§Зерно на добрую почву
Часу в восьмом вечера, бабушка пила чай в своей комнате, по тому случаю, что сына и невестки не было дома; подле нее сидела Аля за своей чашкой, изредка поглядывая на разогнутую немецкую книжечку, которую она привезла почитать с бабушкой. Ей очень нравился рассказ об упавшем с неба лепесточке, и она приехала поделиться им.
Саша с Мишей, не понимая по-немецки, забрались с игрушками в угол, и строили там под стульями беседку для кукол и птиц, да еще конюшню для лошадей голубого гусара. Аля первая заслышала шелест шелкового платья в коридоре, вскочила навстречу нежданным гостям, но тут же в дверях столкнулась с теткой Марьей Романовной, которая, разодетая как на бал, плавно входила в комнату, а за нею чопорно шли разряженные куколками дочки ее, Зина с Лизой.
– Ведь не ко мне же ты так разоделась, Маша, – шутливо спросила старушка.
– Нет, милая тетушка, я к вам заехала на часок, мы едем на детский вечер, – отвечала Марья Романовна, усаживаясь подле старушки.

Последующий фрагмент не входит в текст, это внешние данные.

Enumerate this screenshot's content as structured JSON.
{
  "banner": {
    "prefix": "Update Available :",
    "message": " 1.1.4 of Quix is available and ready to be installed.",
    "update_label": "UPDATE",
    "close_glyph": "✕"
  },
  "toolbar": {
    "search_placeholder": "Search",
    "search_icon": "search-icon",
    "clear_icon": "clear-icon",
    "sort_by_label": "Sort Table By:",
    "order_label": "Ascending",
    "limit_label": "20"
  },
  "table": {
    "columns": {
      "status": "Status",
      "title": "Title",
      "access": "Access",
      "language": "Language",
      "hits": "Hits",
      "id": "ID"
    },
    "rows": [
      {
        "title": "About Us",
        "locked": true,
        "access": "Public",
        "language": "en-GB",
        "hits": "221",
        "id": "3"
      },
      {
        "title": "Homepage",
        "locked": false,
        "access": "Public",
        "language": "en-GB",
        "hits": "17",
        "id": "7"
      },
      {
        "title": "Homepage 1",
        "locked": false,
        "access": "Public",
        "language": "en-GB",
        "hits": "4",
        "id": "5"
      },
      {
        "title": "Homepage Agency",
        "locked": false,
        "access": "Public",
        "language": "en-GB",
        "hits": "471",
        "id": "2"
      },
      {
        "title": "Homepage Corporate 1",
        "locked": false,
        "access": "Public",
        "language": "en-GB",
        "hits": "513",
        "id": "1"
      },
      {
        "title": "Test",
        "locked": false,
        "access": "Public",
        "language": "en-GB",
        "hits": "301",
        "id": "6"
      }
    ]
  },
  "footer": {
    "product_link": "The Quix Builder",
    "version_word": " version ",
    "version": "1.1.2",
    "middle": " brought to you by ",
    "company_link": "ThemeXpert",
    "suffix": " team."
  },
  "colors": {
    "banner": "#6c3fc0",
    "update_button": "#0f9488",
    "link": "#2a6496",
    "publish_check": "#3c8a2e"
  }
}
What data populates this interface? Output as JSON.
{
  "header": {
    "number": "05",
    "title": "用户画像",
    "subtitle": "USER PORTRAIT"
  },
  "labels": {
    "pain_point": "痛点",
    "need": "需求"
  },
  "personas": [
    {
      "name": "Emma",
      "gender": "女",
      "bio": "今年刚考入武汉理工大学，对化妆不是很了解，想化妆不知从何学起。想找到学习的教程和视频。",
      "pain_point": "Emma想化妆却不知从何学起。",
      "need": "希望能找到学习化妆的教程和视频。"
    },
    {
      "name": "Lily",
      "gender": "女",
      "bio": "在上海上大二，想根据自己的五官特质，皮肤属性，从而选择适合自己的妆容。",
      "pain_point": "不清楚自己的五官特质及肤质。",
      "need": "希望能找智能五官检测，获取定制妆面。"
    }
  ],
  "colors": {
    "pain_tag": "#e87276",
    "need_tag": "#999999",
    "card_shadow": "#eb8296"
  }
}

– Тетя, правда это, что Ниночка будет учиться на коньках кататься, и что летом ей также купят маленькую настоящую лошадку? – спрашивала Саша.
– Не знаю, дети, не слыхала.
– А ты, тетя, узнай, да и расскажи нам, – сказал Миша, по привычке своей говоривший со старшими, как с равными.
Между детьми зашли толки о ледяных горах коньках и салазках; одному хотелось одного, другому нравилось иное; мысль о резвом беге по льду тешила детей, и они стали придумывать, как бы им испытать эту забаву.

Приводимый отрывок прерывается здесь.